I quote an ETH-Zurich course announcement for a similair course:
Why a theory of computation? Nothing is more practical than a good theory!
What kind of knowledge can you acquire today that will serve for your entire career, that will still be valid in the year 2040? (Hint: concepts that have already survived half a century of CS development.)
Theory extracts the basic concepts that apply to any conceivable implementation of computing machines. These concepts are of timeless validity, in contrast to technology-specific and product-specific know-how.
A firm mastery of basic concepts is a great "data compression technique": many seemingly unrelated facts, presented in time-varying jargon, can be understood intuitively as instances of the same principle.
Additional literature links will also be assembled here if needed, during the semester.
Prerequisites: None. Knowledge of basics of theoretical computer science is an asset. The course is somewhat complementary to the
course "Theoretische Informatik" which mainly focuses on recursive functions as a model of computation. We will focus on automata and
Turing machines instead.
Exam: This is a VP course. There will be two tests during the semester, and an additional exam at the end of the semester.

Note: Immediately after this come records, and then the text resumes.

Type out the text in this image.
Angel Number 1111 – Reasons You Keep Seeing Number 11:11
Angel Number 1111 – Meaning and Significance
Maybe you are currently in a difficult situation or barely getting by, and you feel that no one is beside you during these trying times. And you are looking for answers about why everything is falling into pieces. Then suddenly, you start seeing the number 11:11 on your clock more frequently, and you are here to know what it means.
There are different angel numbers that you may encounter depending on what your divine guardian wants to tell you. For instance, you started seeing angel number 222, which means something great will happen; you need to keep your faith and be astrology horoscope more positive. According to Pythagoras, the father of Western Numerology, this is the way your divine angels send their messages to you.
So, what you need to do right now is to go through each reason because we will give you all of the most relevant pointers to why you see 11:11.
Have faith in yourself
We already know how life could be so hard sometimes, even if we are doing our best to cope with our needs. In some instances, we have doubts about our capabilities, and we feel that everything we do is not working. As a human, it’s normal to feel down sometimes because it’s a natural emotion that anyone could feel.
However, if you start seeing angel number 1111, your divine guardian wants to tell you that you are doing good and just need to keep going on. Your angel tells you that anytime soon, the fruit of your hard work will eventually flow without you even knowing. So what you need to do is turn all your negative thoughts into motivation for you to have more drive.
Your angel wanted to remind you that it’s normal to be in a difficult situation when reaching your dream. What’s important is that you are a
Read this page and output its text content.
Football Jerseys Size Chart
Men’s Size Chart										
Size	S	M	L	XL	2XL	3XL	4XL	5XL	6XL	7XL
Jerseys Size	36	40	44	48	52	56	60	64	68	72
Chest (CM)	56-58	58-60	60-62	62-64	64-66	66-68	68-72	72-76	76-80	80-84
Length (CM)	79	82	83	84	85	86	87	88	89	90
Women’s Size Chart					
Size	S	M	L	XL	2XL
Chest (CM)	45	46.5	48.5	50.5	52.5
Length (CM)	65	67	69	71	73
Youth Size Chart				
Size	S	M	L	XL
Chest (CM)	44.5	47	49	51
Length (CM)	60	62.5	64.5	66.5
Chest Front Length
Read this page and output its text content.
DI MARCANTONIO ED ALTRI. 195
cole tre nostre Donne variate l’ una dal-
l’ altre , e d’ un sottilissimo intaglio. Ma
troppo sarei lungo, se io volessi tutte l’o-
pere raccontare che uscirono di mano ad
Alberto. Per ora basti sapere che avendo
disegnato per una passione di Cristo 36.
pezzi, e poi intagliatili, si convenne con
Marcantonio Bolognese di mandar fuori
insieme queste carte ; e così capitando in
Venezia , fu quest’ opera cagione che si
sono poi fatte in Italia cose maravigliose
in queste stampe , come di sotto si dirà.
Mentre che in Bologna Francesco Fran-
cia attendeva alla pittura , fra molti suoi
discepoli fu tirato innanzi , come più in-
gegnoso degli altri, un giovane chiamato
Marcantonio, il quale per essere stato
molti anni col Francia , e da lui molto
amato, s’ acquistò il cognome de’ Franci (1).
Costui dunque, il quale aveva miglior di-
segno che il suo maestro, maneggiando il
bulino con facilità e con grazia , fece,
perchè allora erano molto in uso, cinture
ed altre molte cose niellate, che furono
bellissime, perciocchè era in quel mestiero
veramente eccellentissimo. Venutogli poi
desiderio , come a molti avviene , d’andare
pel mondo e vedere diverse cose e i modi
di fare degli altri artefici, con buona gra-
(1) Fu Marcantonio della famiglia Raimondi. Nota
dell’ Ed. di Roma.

The exam is written consisting of several excersises from the material covered during the course. Additionally,
there will be homeworks, which will also contribute to the final grade.
First text exam: Tuesday 21.12.2010 during class (2pm-5pm).
The material for the first test is up to PDA (without them). Second text exam: Thursday 3.2.2011 in T06 (1pm-4pm).
Additional exam date(s):t.b.a. Schedule:
Week 1: Tuesday 5.10.20, first meeting, introduction.
Week 2: Tuesday 12.10.2010, finite automata.
Week 3: Tuesday 19.10.2010, nondeterminism. (Due to holidays no class on 26.10.2010 and 2.11.2010.)
Week 4: Tuesday 9.11.2010, closure properties, regular expressions, equivalence of regular expressions and finite automata (Theorem of Kleene).